When she was 13, we had a pretty small house, and she didn't have alot of privacy (which is critical for a 13 yr old girl) so I bought her a big footlocker, with a padlock, for her most important private things. For the next few years, that footlocker was her treasure-box. For her 16th birthday, I replaced the footlocker with an intricately carved hope chest. I told her that the hope chest was for her to fill with things that she should begin to store up for herself, for her own house. Sheets, towels, dishes, flatware, anything that would fit in there. (when I was a young girl I knew a family that did this for all 6 of their girls, on their 16th birthdays, and I vowed to do the same, if I ever had girls).
Not long after, Caryn got a job at Canadian Tire. For you non-Canadians, that's a store that has everything from dishes to paint, lugnuts to lampshades, toasters to truck-seat covers. It's a good store. We set up a budget for her, and explained that with each paycheck she would pay a token rent - for no other reason than to get her into the habit of taking care of debts first, when payday comes along. Now this is the part where so many people have had a fit with, when they heard we charged our 17 year old daughter, rent. My mom did the same with me, and my sister, and brother, and it was quite possibly one the best life-lessons mom could have ever prepared me for. I had no issue whatsoever with teaching it to my children at all. Caryn's token rent was 20 bucks a payday - and it was set aside for things I would buy for her, without her ever knowing where the money was being spent. My mom did the same thing. The week before I finally moved out of my mom's house, she took me to K-mart, and with the rent money I'd been paying her, she helped me purchase all the things I still needed, that I didn't have yet. She even pitched in extra, since my list was longer than we thought, at first.
When Caryn would get paid, after paying her token rent, the rest of her paycheck was hers to do with whatever she felt led to do with it.
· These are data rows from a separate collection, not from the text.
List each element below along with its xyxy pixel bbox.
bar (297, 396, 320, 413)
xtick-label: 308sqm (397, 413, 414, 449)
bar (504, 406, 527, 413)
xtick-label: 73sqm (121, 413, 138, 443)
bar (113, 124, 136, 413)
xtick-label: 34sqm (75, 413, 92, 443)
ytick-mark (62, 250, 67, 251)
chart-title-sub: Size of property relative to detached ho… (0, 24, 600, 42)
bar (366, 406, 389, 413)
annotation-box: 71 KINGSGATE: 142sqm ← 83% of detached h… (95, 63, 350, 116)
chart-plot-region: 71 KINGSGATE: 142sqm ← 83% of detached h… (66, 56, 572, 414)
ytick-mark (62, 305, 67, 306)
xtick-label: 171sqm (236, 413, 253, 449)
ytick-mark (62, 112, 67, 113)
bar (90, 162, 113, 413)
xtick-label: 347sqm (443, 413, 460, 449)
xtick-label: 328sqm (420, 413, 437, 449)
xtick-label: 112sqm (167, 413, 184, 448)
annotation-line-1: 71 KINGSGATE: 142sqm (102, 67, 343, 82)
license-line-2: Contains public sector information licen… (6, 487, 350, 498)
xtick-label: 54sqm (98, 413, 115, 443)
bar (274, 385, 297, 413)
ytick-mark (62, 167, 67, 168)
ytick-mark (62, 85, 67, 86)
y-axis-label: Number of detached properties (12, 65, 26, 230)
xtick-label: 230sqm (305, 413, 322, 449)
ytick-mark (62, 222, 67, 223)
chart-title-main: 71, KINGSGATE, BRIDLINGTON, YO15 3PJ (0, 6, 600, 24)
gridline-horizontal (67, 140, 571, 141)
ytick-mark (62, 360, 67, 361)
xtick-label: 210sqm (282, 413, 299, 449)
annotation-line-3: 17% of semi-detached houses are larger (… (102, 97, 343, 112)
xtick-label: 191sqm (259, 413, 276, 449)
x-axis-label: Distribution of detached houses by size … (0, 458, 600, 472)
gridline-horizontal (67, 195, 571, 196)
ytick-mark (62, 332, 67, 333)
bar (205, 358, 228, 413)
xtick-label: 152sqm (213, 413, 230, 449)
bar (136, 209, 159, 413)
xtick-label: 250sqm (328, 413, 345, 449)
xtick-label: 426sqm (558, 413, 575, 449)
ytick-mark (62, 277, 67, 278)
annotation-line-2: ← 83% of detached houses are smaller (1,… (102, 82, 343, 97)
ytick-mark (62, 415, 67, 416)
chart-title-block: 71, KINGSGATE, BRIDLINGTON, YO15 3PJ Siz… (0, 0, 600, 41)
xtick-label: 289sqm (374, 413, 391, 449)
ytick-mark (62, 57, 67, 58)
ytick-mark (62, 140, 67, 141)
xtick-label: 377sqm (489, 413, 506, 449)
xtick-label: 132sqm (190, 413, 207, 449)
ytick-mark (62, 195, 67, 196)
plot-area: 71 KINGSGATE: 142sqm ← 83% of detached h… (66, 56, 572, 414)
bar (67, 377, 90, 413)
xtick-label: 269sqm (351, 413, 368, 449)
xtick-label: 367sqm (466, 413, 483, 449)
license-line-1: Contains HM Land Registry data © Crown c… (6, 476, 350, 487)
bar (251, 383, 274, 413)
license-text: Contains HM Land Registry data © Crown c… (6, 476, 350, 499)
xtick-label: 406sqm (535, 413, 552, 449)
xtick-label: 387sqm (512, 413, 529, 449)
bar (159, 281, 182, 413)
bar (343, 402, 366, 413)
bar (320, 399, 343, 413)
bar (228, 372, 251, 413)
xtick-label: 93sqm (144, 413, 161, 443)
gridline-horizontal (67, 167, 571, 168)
Of course I encouraged her often, to be smart with her money, and spend some of it on things she could fill her hope chest with. She took that advice, far more often than I even realized, at the time. She often used her employee discount, and in store sales, to buy all sorts of things, planning for the future.
She switched jobs before she finally did move out at 19, but in that time that she worked part time, she managed to purchase almost everything she needed, for her own place! Beginning on her 16th birthday (and Christmases after that) we began buying her the "big" gifts, like a desk, a vcr, tv, etc., so she didn't have to buy those things.
Her bedroom turned into a storeroom, as she had boxes of things stacked up, with home furnishings she'd bought here and there, while she was at home. She did a fantastic job of preparing for the literal needs, of moving out.
I never got to buy that hope chest for our 19 year old. When she turned 16, her rebellion was in full steam, and she was living with us part time, and with friends part time, and we never knew when we'd see her next. She has no idea, but I'm hoping to buy her one this summer, and between now and Christmas, fill it with lovely things for her home - to make up for those lost years (in some little way), for her, and give it to her for Christmas.